If and when Deen is forgiven, she can thank not just forgiving fans, but the empire she has built in Georgia and the tourism revenue she has undeniably bolstered here. The Lady and Sons is a three-story restaurant in the heart of downtown Savannah that tends to be packed from the moment it opens to the moment it closes, a former waitress there tells The Daily Beast. It can feed 1,800 people in a day.
“They could make the entire block a Paula Deen restaurant,” says the former server, who asked that her name not be used. “There are lines around the building for people trying to get in to eat there.”
Another former Lady and Sons employee says his experience there was nothing but positive, and if Deen and her brother are racists, they sure didn’t let it stop them from promoting a Filipino who started out busing tables in 1995 to managing the restaurant at night.
“They treated me very well over there,” Erick Pineda tells The Daily Beast. “The woman I know, the family I know, she would never speak that way [with racist epithets]. I’m an Asian guy working in a Southern restaurant. Even in a joke it was never brought up. I know what racism feels like. I never experienced that at her restaurant.”
Contrary to the claims made in Jackson’s lawsuit, both former employees we interviewed say they never saw blacks treated differently from whites or forced to use different bathrooms or entrances. “We all used the same door. We all came in the same way. We all used the same bathroom,” Pineda says.
The server said the kitchen staff was exclusively black, but that the “front of house” staff was about half black, half white. Jobs in the kitchen never stayed open for long and never needed to be advertised, she says. People did get fired for “the littlest things,” and Deen’s sons were known to ask some of the female servers on dates back when they were single, but nobody thought much of it, she says. As for racism, she didn’t hear it at the Lady and Sons.
“When you’re in Georgia, there are some things you don’t do and say, and not just for political correctness,” she says. “Say the wrong thing and someone will probably turn around and kick your ass.”

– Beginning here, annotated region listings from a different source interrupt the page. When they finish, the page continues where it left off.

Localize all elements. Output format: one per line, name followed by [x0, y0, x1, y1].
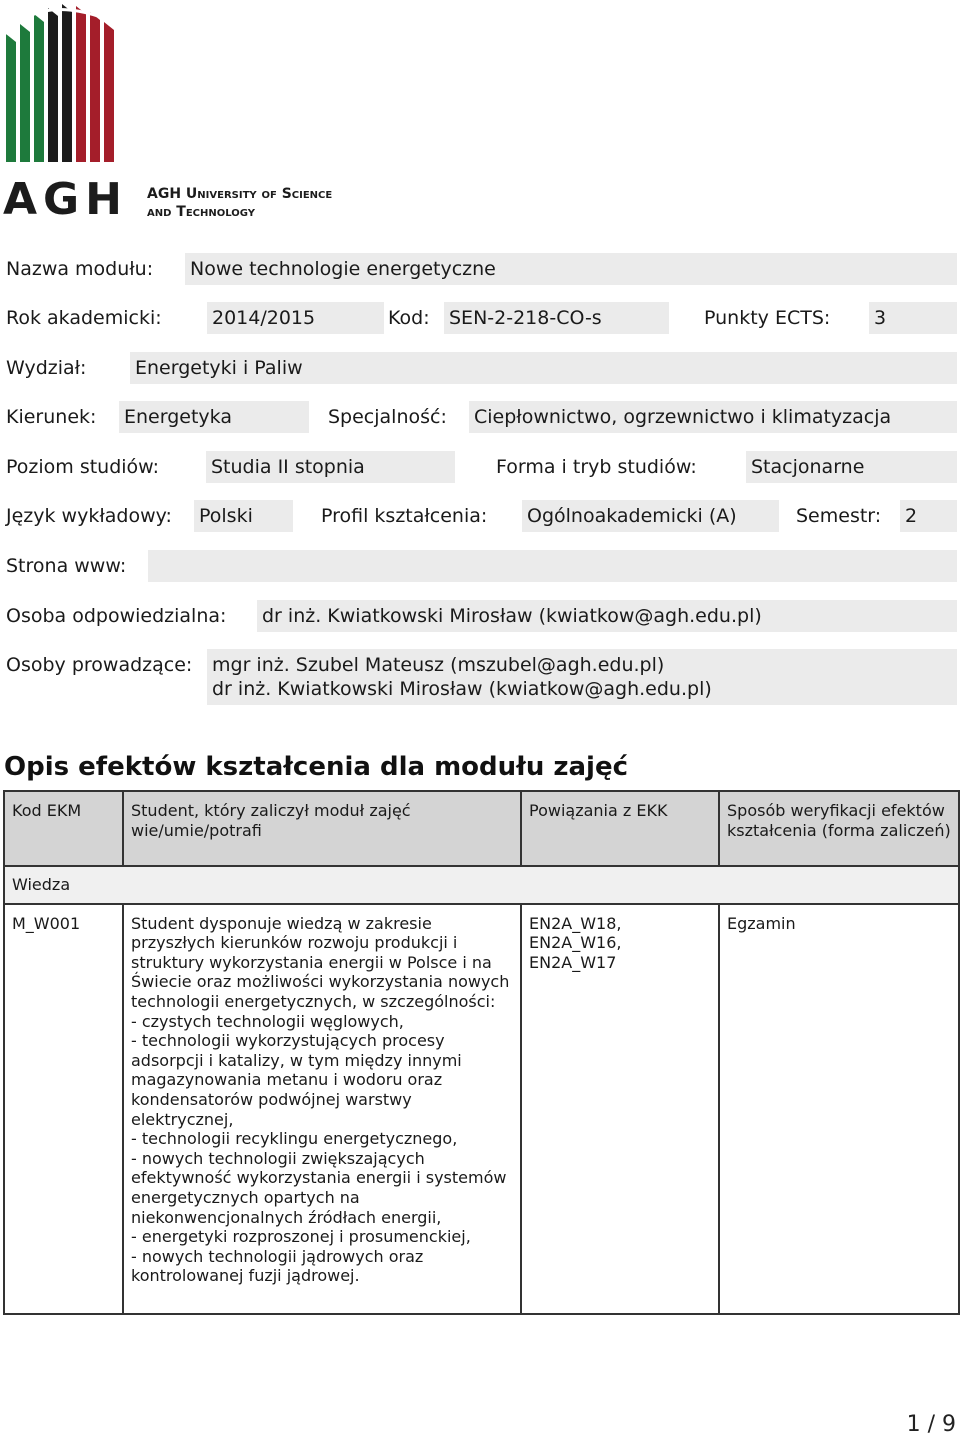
- specjalnosc-label: Specjalność:: [328, 406, 447, 428]
- ects-value: 3: [869, 302, 957, 334]
- efekty-table: [3, 790, 960, 1315]
- table-header-row: [4, 791, 959, 866]
- forma-label: Forma i tryb studiów:: [496, 456, 697, 478]
- table-section-row: [4, 866, 959, 904]
- prowadzacy-label: Osoby prowadzące:: [6, 654, 193, 676]
- prowadzacy-2: dr inż. Kwiatkowski Mirosław (kwiatkow@agh.edu.pl): [212, 678, 712, 700]
- logo-abbr: AGH: [3, 174, 128, 225]
- cell-kod: M_W001: [4, 904, 123, 1314]
- semestr-value: 2: [900, 500, 957, 532]
- semestr-label: Semestr:: [796, 505, 882, 527]
- table-row: [4, 904, 959, 1314]
- header-opis: Student, który zaliczył moduł zajęć wie/umie/potrafi: [123, 791, 521, 866]
- poziom-label: Poziom studiów:: [6, 456, 160, 478]
- rok-value: 2014/2015: [207, 302, 384, 334]
- agh-emblem-icon: [2, 2, 122, 172]
- section-wiedza: Wiedza: [4, 866, 959, 904]
- nazwa-value: Nowe technologie energetyczne: [185, 253, 957, 285]
- section-title: Opis efektów kształcenia dla modułu zajęć: [4, 752, 629, 782]
- cell-weryfikacja: Egzamin: [719, 904, 959, 1314]
- kierunek-label: Kierunek:: [6, 406, 97, 428]
- osoba-value: dr inż. Kwiatkowski Mirosław (kwiatkow@agh.edu.pl): [257, 600, 957, 632]
- cell-opis: Student dysponuje wiedzą w zakresie przyszłych kierunków rozwoju produkcji i struktury wykorzystania energii w Polsce i na Świecie oraz możliwości wykorzystania nowych technologii energetycznych, w szczególności: - czystych technologii węglowych, - technologii wykorzystujących procesy adsorpcji i katalizy, w tym między innymi magazynowania metanu i wodoru oraz kondensatorów podwójnej warstwy elektrycznej, - technologii recyklingu energetycznego, - nowych technologii zwiększających efektywność wykorzystania energii i systemów energetycznych opartych na niekonwencjonalnych źródłach energii, - energetyki rozproszonej i prosumenckiej, - nowych technologii jądrowych oraz kontrolowanej fuzji jądrowej.: [123, 904, 521, 1314]
- poziom-value: Studia II stopnia: [206, 451, 455, 483]
- rok-label: Rok akademicki:: [6, 307, 162, 329]
- jezyk-value: Polski: [194, 500, 293, 532]
- page-number: 1 / 9: [906, 1412, 956, 1437]
- jezyk-label: Język wykładowy:: [6, 505, 172, 527]
- cell-powiazania: EN2A_W18, EN2A_W16, EN2A_W17: [521, 904, 719, 1314]
- profil-label: Profil kształcenia:: [321, 505, 488, 527]
- wydzial-value: Energetyki i Paliw: [130, 352, 957, 384]
- ects-label: Punkty ECTS:: [704, 307, 831, 329]
- header-weryfikacja: Sposób weryfikacji efektów kształcenia (forma zaliczeń): [719, 791, 959, 866]
- kod-value: SEN-2-218-CO-s: [444, 302, 669, 334]
- agh-logo: [0, 0, 360, 225]
- profil-value: Ogólnoakademicki (A): [522, 500, 779, 532]
- kod-label: Kod:: [388, 307, 430, 329]
- prowadzacy-value: [207, 649, 957, 705]
- www-value: [148, 550, 957, 582]
- www-label: Strona www:: [6, 555, 127, 577]
- header-powiazania: Powiązania z EKK: [521, 791, 719, 866]
- osoba-label: Osoba odpowiedzialna:: [6, 605, 227, 627]
- nazwa-label: Nazwa modułu:: [6, 258, 154, 280]
- kierunek-value: Energetyka: [119, 401, 309, 433]
- logo-university-line1: AGH University of Science: [147, 186, 333, 202]
- wydzial-label: Wydział:: [6, 357, 87, 379]
- prowadzacy-1: mgr inż. Szubel Mateusz (mszubel@agh.edu.pl): [212, 654, 665, 676]
- header-kod-ekm: Kod EKM: [4, 791, 123, 866]
- specjalnosc-value: Ciepłownictwo, ogrzewnictwo i klimatyzacja: [469, 401, 957, 433]
- forma-value: Stacjonarne: [746, 451, 957, 483]
- logo-university-line2: and Technology: [147, 204, 255, 220]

There are certainly some locals who bristle at the mention of Deen’s name, especially in the comments section of the Savannah Morning News. Anonymous trolls have derided her southern accent as “fake,” her food “average” and overpriced, and the tourists she draws “the dumbest variety Savannah has ever seen.” Some even go so far as to suggest Deen is bad for Savannah and the South, because she makes people there seem like fried-food-hungry gluttons.
“Have you ever read Midnight in the Garden of Good and Evil? Lousy movie, but a good book,” Savannah alderman Tom Bordeaux tells The Daily Beast. “That’s more reflective of Savannah than Paula Deen is.”

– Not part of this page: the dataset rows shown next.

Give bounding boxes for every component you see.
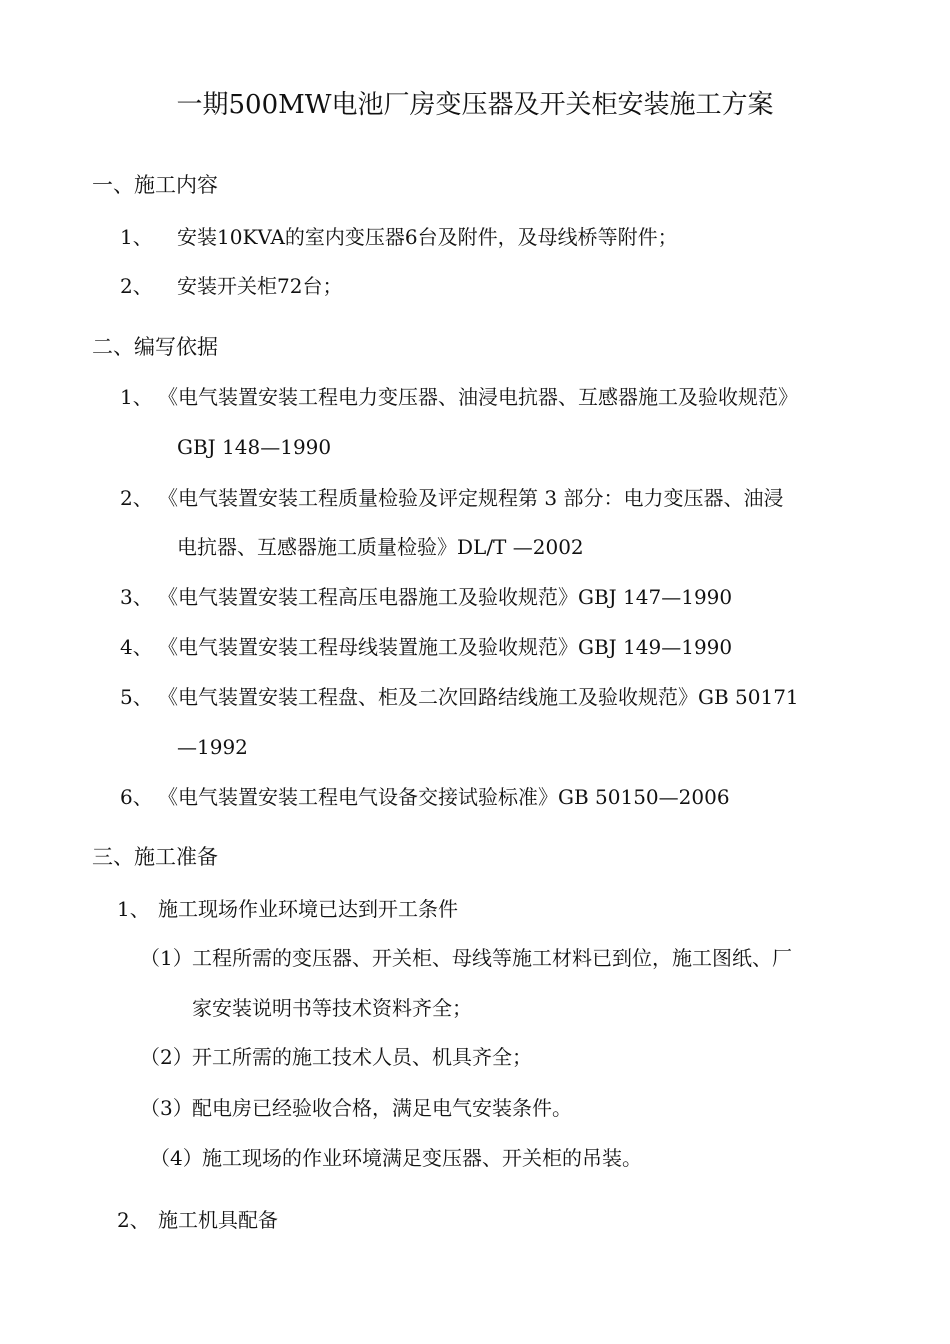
subsection-number: 1、 [117, 897, 150, 921]
condition-number: （3） [140, 1096, 193, 1120]
reference-number: 5、 [120, 685, 153, 709]
condition-number: （4） [150, 1146, 203, 1170]
condition-text: 配电房已经验收合格，满足电气安装条件。 [192, 1096, 572, 1120]
subsection-title: 施工机具配备 [158, 1208, 278, 1232]
reference-title: 《电气装置安装工程电力变压器、油浸电抗器、互感器施工及验收规范》 [158, 385, 798, 409]
reference-title: 《电气装置安装工程质量检验及评定规程第 3 部分：电力变压器、油浸 [158, 486, 784, 510]
reference-title: 《电气装置安装工程高压电器施工及验收规范》GBJ 147—1990 [158, 585, 733, 609]
reference-number: 4、 [120, 635, 153, 659]
section-heading-2: 二、编写依据 [92, 335, 218, 359]
section-heading-3: 三、施工准备 [92, 845, 218, 869]
reference-number: 2、 [120, 486, 153, 510]
condition-number: （1） [140, 946, 193, 970]
condition-number: （2） [140, 1045, 193, 1069]
list-item-number: 1、 [120, 225, 153, 249]
reference-number: 3、 [120, 585, 153, 609]
condition-text: 施工现场的作业环境满足变压器、开关柜的吊装。 [202, 1146, 642, 1170]
reference-title: 《电气装置安装工程盘、柜及二次回路结线施工及验收规范》GB 50171 [158, 685, 799, 709]
reference-number: 1、 [120, 385, 153, 409]
reference-title: 《电气装置安装工程电气设备交接试验标准》GB 50150—2006 [158, 785, 730, 809]
subsection-title: 施工现场作业环境已达到开工条件 [158, 897, 458, 921]
condition-text: 工程所需的变压器、开关柜、母线等施工材料已到位，施工图纸、厂 [192, 946, 792, 970]
condition-text: 开工所需的施工技术人员、机具齐全； [192, 1045, 532, 1069]
list-item-number: 2、 [120, 274, 153, 298]
reference-title: 《电气装置安装工程母线装置施工及验收规范》GBJ 149—1990 [158, 635, 733, 659]
document-title: 一期500MW电池厂房变压器及开关柜安装施工方案 [176, 90, 774, 120]
reference-code: —1992 [177, 735, 248, 759]
reference-code: GBJ 148—1990 [177, 435, 332, 459]
condition-continuation: 家安装说明书等技术资料齐全； [192, 996, 472, 1020]
reference-continuation: 电抗器、互感器施工质量检验》DL/T —2002 [177, 535, 584, 559]
reference-number: 6、 [120, 785, 153, 809]
list-item-text: 安装开关柜72台； [177, 274, 343, 298]
subsection-number: 2、 [117, 1208, 150, 1232]
list-item-text: 安装10KVA的室内变压器6台及附件，及母线桥等附件； [177, 225, 678, 249]
section-heading-1: 一、施工内容 [92, 173, 218, 197]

Not that Bordeaux is one of the chef’s critics, though. He says she’s done nothing short of accomplish “the American Dream” and agrees that her national profile and restaurants boost tourism in town. “It’s kind of kitschy, I guess,” Bordeaux says. “We enjoy entertaining the Yankees.”
As for this latest controversy, though, Bordeaux, who is white, is scratching his head. “I’m sort of puzzled by it,” he says. “I suspect there are lots of folks down here who use foolish language. I don’t think we’re all that shocked that someone might use a racial epithet.”

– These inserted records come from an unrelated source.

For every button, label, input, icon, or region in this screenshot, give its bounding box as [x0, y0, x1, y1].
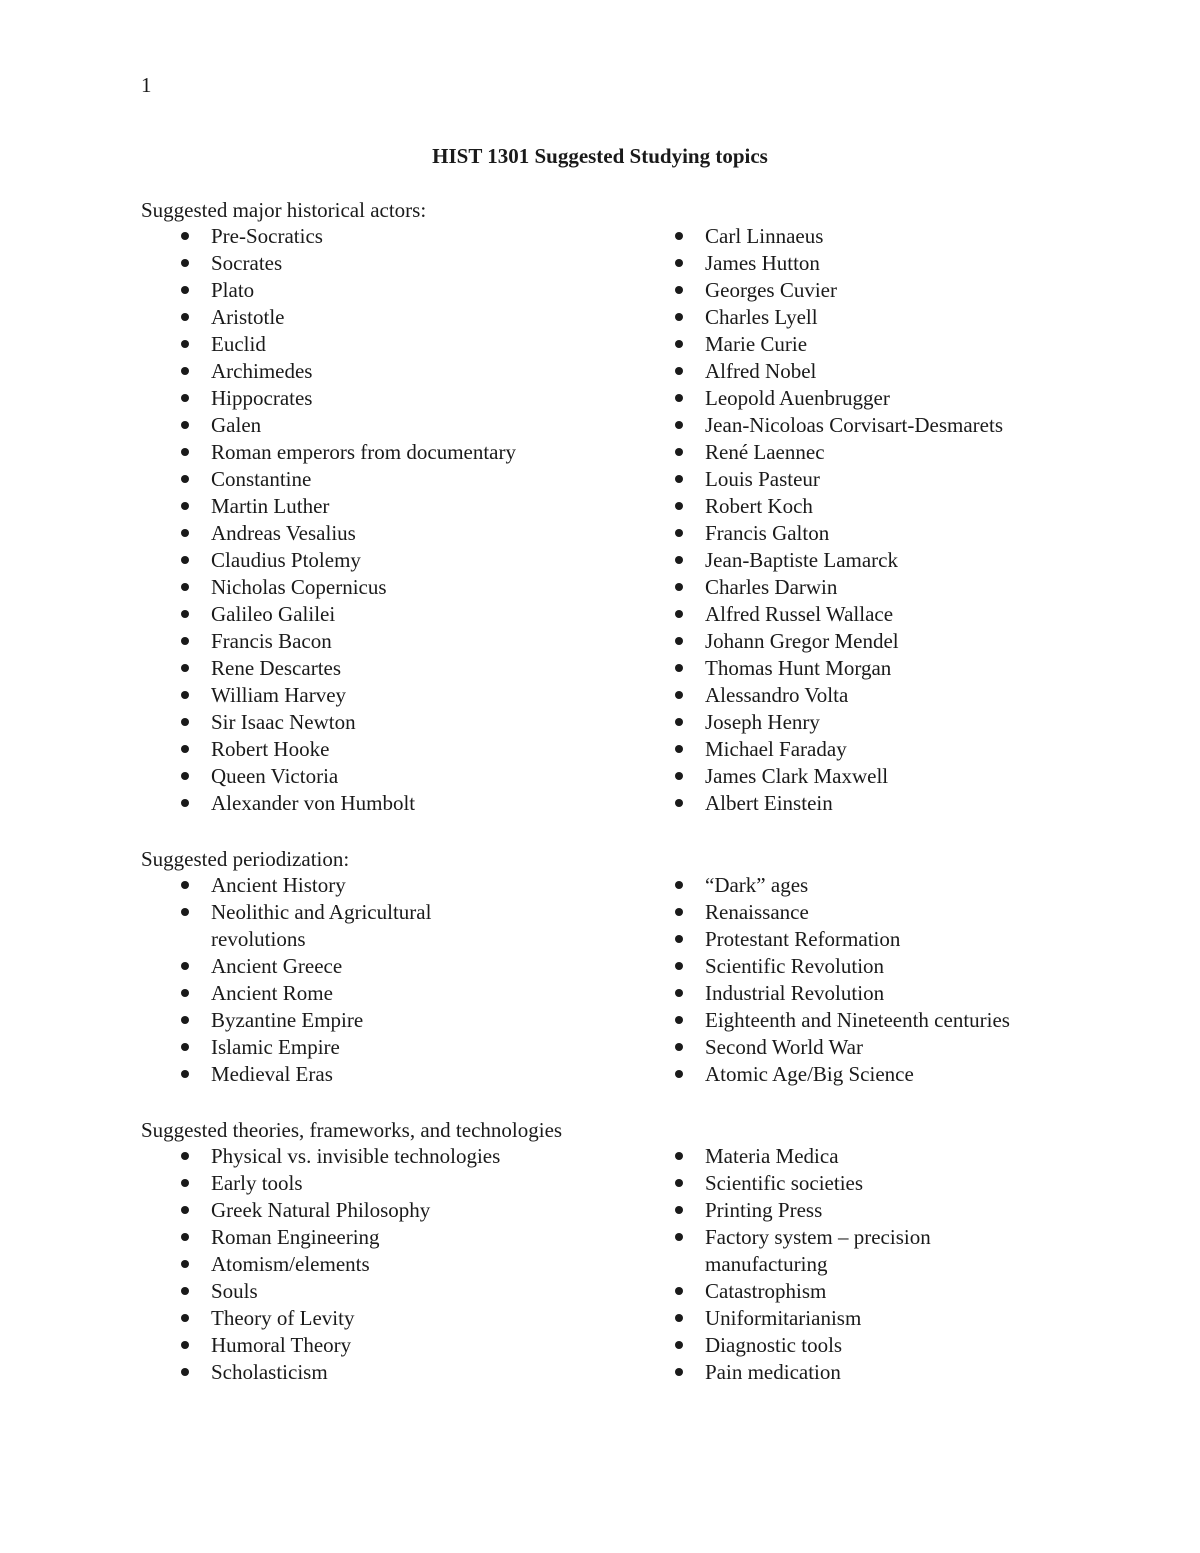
list-item: Carl Linnaeus [675, 223, 1003, 250]
list-item: Andreas Vesalius [181, 520, 516, 547]
document-title: HIST 1301 Suggested Studying topics [432, 144, 768, 168]
list-item: Aristotle [181, 304, 516, 331]
section-heading-theories: Suggested theories, frameworks, and technologies [141, 1118, 563, 1142]
list-item: Industrial Revolution [675, 980, 1010, 1007]
list-item: Atomic Age/Big Science [675, 1061, 1010, 1088]
list-item: James Hutton [675, 250, 1003, 277]
list-item: Marie Curie [675, 331, 1003, 358]
list-item: Euclid [181, 331, 516, 358]
actors-list-left [181, 223, 516, 817]
list-item: Printing Press [675, 1197, 975, 1224]
list-item: Robert Koch [675, 493, 1003, 520]
list-item: Jean-Baptiste Lamarck [675, 547, 1003, 574]
list-item: Hippocrates [181, 385, 516, 412]
list-item: Scientific Revolution [675, 953, 1010, 980]
list-item: Alexander von Humbolt [181, 790, 516, 817]
list-item: Thomas Hunt Morgan [675, 655, 1003, 682]
list-item: Scientific societies [675, 1170, 975, 1197]
list-item: Johann Gregor Mendel [675, 628, 1003, 655]
list-item: Factory system – precision manufacturing [675, 1224, 975, 1278]
list-item: Greek Natural Philosophy [181, 1197, 500, 1224]
list-item: Galen [181, 412, 516, 439]
list-item: Eighteenth and Nineteenth centuries [675, 1007, 1010, 1034]
list-item: Renaissance [675, 899, 1010, 926]
list-item: Protestant Reformation [675, 926, 1010, 953]
list-item: Martin Luther [181, 493, 516, 520]
list-item: Louis Pasteur [675, 466, 1003, 493]
list-item: Catastrophism [675, 1278, 975, 1305]
list-item: Atomism/elements [181, 1251, 500, 1278]
periodization-list-left [181, 872, 481, 1088]
list-item: Albert Einstein [675, 790, 1003, 817]
actors-list-right [675, 223, 1003, 817]
list-item: Archimedes [181, 358, 516, 385]
list-item: Robert Hooke [181, 736, 516, 763]
list-item: Diagnostic tools [675, 1332, 975, 1359]
list-item: Francis Galton [675, 520, 1003, 547]
list-item: Alessandro Volta [675, 682, 1003, 709]
list-item: Constantine [181, 466, 516, 493]
list-item: Physical vs. invisible technologies [181, 1143, 500, 1170]
list-item: Ancient Rome [181, 980, 481, 1007]
list-item: William Harvey [181, 682, 516, 709]
theories-list-left [181, 1143, 500, 1386]
list-item: René Laennec [675, 439, 1003, 466]
list-item: James Clark Maxwell [675, 763, 1003, 790]
list-item: Early tools [181, 1170, 500, 1197]
list-item: Roman emperors from documentary [181, 439, 516, 466]
list-item: Pain medication [675, 1359, 975, 1386]
list-item: Michael Faraday [675, 736, 1003, 763]
list-item: Alfred Russel Wallace [675, 601, 1003, 628]
list-item: Georges Cuvier [675, 277, 1003, 304]
list-item: Materia Medica [675, 1143, 975, 1170]
list-item: Islamic Empire [181, 1034, 481, 1061]
list-item: Humoral Theory [181, 1332, 500, 1359]
list-item: Roman Engineering [181, 1224, 500, 1251]
list-item: Socrates [181, 250, 516, 277]
list-item: Ancient History [181, 872, 481, 899]
list-item: Claudius Ptolemy [181, 547, 516, 574]
list-item: Scholasticism [181, 1359, 500, 1386]
list-item: Francis Bacon [181, 628, 516, 655]
list-item: Second World War [675, 1034, 1010, 1061]
list-item: Charles Lyell [675, 304, 1003, 331]
list-item: Alfred Nobel [675, 358, 1003, 385]
list-item: Rene Descartes [181, 655, 516, 682]
list-item: “Dark” ages [675, 872, 1010, 899]
list-item: Neolithic and Agricultural revolutions [181, 899, 481, 953]
list-item: Queen Victoria [181, 763, 516, 790]
list-item: Medieval Eras [181, 1061, 481, 1088]
list-item: Uniformitarianism [675, 1305, 975, 1332]
list-item: Nicholas Copernicus [181, 574, 516, 601]
list-item: Jean-Nicoloas Corvisart-Desmarets [675, 412, 1003, 439]
section-heading-periodization: Suggested periodization: [141, 847, 350, 871]
list-item: Charles Darwin [675, 574, 1003, 601]
list-item: Leopold Auenbrugger [675, 385, 1003, 412]
list-item: Plato [181, 277, 516, 304]
list-item: Galileo Galilei [181, 601, 516, 628]
list-item: Sir Isaac Newton [181, 709, 516, 736]
page-number: 1 [141, 73, 152, 97]
list-item: Joseph Henry [675, 709, 1003, 736]
periodization-list-right [675, 872, 1010, 1088]
list-item: Ancient Greece [181, 953, 481, 980]
list-item: Byzantine Empire [181, 1007, 481, 1034]
list-item: Souls [181, 1278, 500, 1305]
list-item: Pre-Socratics [181, 223, 516, 250]
theories-list-right [675, 1143, 975, 1386]
section-heading-actors: Suggested major historical actors: [141, 198, 427, 222]
list-item: Theory of Levity [181, 1305, 500, 1332]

Nor is Smith, who called Deen “a Goodwill Ambassador for Savannah.” Even before the chef apologized, Smith was ready to forgive her.
“Sometimes people say things in jest. Sometimes people say things in their other lives. Before they changed,” he says. “I’m far more interested in how we act as a people, how we get along, how we strive as American citizens and as African-Americans, than I am concerned about what we are called.”
As far as that word Deen used is concerned, Smith adds, “We get real bent out of shape because of derogatory terms. But if we as African-Americans can stop using the N word, then we would expect other folks to stop. But if we continue our dialogue with each other, and every other word is the N word, what the hell are we doing? We’re being hypocrites. The people who are going to stew over this are the low-hanging fruit.”